The Girl with the Louding Voice
- First edition (UK)
- Author: Abi Daré
- Audio read by: Adjoa Andoh
- Language: English
- Genre: Fiction
- Publisher: Sceptre (UK) E. P. Dutton (US)
- Publication date: 2020
- Publication place: Nigeria
- Followed by: And So I Roar

= The Girl with the Louding Voice =

2020 novel by Abi Daré

The Girl with the Louding Voice is a 2020 coming of age novel and the debut novel of Nigerian writer Abi Daré. It tells the story of a teenage Nigerian girl called Adunni who becomes a maid and faces many obstacles growing up, including her limited education, poverty and her inability to speak up for herself. The book was published by Sceptre, an imprint of Hodder.

==Writing process==
The Girl with the Louding Voice was written over a period of three years. Daré has said that she first had the idea for the novel when she read a news article about a thirteen-year-old housemaid who was scalded when her employer poured boiling water on her. It was also partly inspired by her daughters and her years living in rural Nigeria. Daré used non-standard English, and some borrowed words from Pidgin English, in the novel, stating that she did so because she believes that standard English is not a measure of intelligence.

== Plot ==
Adunni is a 14-year-old girl from a poor home who lives in a rural village near the city of Lagos. She is fiercely intelligent, outspoken and opinionated, but lives in a culture that does not value these attributes in women. Her desire to get an education so she can eventually fulfil her lifelong ambition of becoming a teacher herself is curtailed by poverty.

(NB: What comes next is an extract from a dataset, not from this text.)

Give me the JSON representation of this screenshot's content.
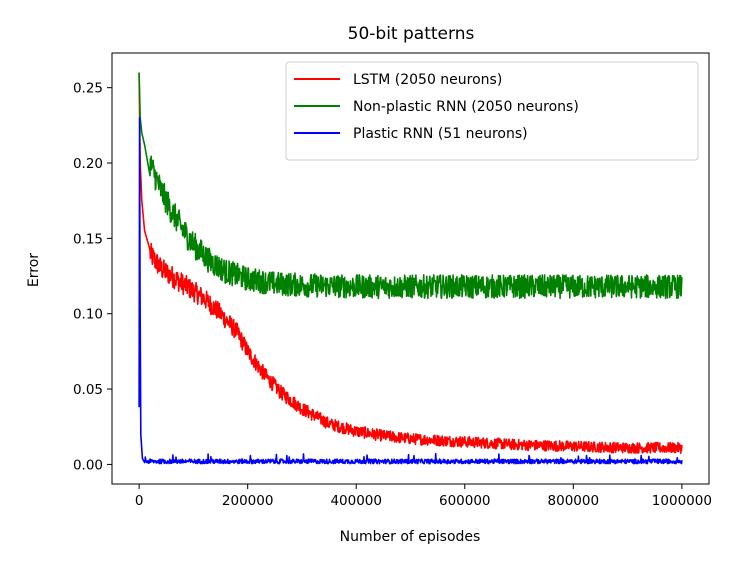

After the death of her mother, the main breadwinner, Adunni's father forces her to become the third wife of an elderly man in order to use her bride price for the family's upkeep. Her husband rapes her repeatedly. Later, she escapes to Lagos to become the housemaid of a woman called Big Madam who exploits and physically abuses her. Despite the various traumas she endures, Adunni holds on to her dream of going to school, having decided that education is the only way to free herself from oppression.

==Themes==
The main themes of The Girl with the Louding Voice are female empowerment, the ability to speak up and the importance of following one's dreams, as showcased by the main character Adunni. The novel has also been noted for its realistic depiction of sexism, poverty in Nigeria, child labour and child marriage in Nigeria — all obstacles which Adunni must overcome to pursue her goal of getting an education.

== Reception ==
The book received several positive reviews. It was a New York Times Bestseller, a February 2020 'Read with Jenna' choice and a BBC Radio 4 Book at Bedtime pick.

The book was shortlisted for the Desmond Elliott Prize for first time novelists. It was recommended by several media outlets including The New York Times, Vogue and Essence. A starred review by Kirkus Reviews called it "heartbreaking and inspiring."